プリンスは野心家だった。音楽に関することはすべて完璧にこなすと決めていたんだ。その固い意志と行動力こそが、彼の最大の才能だったと私は思っている。

私のレコーディングに参加していた頃の彼は、プレイヤーとしてはまだ未熟だったものの、スタジオミュージシャンにはない特別なものを既に持ち合わせていた。彼の飲み込みの早さは尋常ではなく、まるで記憶を写真として残すかのように、教わったことをあっという間に自分のものにしてみせた。彼のような存在は2度と現れないだろうね。ギター・マガジン、ベース・マガジン、キーボード・マガジン、ドラム・マガジン、そしてローリングストーン誌、そのすべてで表紙を飾ったアーティストなんて他にいないだろう?

彼が有名になってからも、私たちは連絡を取り合っていたよ。彼と最後に会ったのは2007年で、ラスベガスの3121 Clubで行われたショーの時だった。「久しぶりだね、元気にしてた?」みたいな感じで、以前と変わらず気さくだったよ。
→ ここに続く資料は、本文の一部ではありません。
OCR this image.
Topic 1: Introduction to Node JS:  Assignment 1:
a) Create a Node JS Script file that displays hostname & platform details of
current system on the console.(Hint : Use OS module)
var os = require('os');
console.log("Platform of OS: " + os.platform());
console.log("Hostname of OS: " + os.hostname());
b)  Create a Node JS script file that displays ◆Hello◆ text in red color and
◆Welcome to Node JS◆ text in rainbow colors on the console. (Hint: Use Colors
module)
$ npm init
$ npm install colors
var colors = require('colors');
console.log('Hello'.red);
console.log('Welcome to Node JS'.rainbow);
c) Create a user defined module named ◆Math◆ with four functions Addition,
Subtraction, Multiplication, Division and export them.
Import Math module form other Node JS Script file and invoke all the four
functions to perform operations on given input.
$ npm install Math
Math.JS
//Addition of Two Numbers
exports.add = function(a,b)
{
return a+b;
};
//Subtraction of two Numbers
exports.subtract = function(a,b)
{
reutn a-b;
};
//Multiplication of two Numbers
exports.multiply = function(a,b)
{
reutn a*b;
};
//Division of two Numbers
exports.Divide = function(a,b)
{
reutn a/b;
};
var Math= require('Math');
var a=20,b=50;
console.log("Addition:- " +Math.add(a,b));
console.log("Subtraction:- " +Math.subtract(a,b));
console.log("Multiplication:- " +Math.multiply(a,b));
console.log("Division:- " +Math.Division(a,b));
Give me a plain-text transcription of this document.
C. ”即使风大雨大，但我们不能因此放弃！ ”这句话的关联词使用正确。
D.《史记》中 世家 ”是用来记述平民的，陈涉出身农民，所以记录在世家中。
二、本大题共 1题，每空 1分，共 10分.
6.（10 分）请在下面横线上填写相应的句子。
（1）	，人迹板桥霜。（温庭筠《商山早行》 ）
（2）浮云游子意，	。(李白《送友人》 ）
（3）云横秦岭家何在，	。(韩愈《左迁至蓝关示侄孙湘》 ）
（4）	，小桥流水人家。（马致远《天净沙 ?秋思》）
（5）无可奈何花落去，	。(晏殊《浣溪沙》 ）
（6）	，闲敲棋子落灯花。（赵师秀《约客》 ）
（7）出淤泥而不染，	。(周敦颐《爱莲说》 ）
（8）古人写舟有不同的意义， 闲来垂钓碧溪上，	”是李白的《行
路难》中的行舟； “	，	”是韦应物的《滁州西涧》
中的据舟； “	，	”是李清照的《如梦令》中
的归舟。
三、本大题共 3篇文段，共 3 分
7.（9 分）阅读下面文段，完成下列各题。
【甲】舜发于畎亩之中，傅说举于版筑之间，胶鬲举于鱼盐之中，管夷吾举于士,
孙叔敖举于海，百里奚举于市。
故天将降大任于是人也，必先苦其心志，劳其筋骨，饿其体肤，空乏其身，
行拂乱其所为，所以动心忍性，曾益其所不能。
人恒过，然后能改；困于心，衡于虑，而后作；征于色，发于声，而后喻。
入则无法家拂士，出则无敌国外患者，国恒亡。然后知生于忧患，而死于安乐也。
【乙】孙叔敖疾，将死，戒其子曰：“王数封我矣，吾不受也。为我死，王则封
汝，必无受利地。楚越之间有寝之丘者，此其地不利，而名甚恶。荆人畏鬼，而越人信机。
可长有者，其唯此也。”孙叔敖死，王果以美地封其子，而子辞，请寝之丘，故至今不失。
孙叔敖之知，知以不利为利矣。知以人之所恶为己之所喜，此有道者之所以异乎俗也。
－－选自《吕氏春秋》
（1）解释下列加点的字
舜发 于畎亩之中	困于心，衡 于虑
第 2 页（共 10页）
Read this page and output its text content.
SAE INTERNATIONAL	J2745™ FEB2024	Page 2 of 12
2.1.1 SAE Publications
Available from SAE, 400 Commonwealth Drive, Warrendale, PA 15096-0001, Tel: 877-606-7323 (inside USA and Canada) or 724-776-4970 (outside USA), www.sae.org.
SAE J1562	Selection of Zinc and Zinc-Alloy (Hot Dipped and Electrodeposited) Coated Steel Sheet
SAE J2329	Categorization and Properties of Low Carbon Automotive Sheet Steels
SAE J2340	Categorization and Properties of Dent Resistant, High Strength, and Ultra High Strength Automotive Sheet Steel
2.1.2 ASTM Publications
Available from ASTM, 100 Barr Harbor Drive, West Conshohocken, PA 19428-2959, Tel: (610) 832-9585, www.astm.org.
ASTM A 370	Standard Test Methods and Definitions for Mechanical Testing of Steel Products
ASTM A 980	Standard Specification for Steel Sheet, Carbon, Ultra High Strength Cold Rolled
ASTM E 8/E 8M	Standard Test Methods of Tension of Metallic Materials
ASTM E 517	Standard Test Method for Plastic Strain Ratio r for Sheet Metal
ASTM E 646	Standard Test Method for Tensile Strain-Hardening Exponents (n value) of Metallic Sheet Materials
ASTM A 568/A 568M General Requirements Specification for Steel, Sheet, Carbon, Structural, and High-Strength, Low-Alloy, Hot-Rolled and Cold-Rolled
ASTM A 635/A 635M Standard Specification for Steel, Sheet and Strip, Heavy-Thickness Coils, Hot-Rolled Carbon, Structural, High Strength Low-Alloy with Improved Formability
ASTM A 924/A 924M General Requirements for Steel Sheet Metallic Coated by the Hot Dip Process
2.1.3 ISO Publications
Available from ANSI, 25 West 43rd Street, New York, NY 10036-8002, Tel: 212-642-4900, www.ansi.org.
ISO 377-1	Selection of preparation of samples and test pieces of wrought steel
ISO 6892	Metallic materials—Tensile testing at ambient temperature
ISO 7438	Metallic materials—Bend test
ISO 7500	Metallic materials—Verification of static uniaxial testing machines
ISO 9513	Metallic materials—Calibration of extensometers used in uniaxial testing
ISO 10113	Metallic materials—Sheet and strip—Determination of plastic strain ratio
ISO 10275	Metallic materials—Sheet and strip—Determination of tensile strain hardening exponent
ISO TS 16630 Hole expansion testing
彼と多くの時間を共有できたことを、とても幸運に思っている。彼のレコードを聴いたりライブを見るたびに、彼の友人であることを嬉しく思った。私の人生において、かけがえのない存在だったんだ。まさか彼が私より早くこの世を去るとは夢にも思わなかった。彼は数十年に1度出るか出るか出ないかという、稀代の天才だった。そんな彼と幾つもの思い出を作り上げることができた私は幸せ者だよ。ジャニス・ジョプリン、ジム・モリソン、ジミ・ヘンドリックス、エイミー・ワインハウス、そういったアーティストたちが皆20代で亡くなってしまったことを考えれば、彼が57歳まで生きてくれたことに、私たちは感謝するべきなのかもしれないね。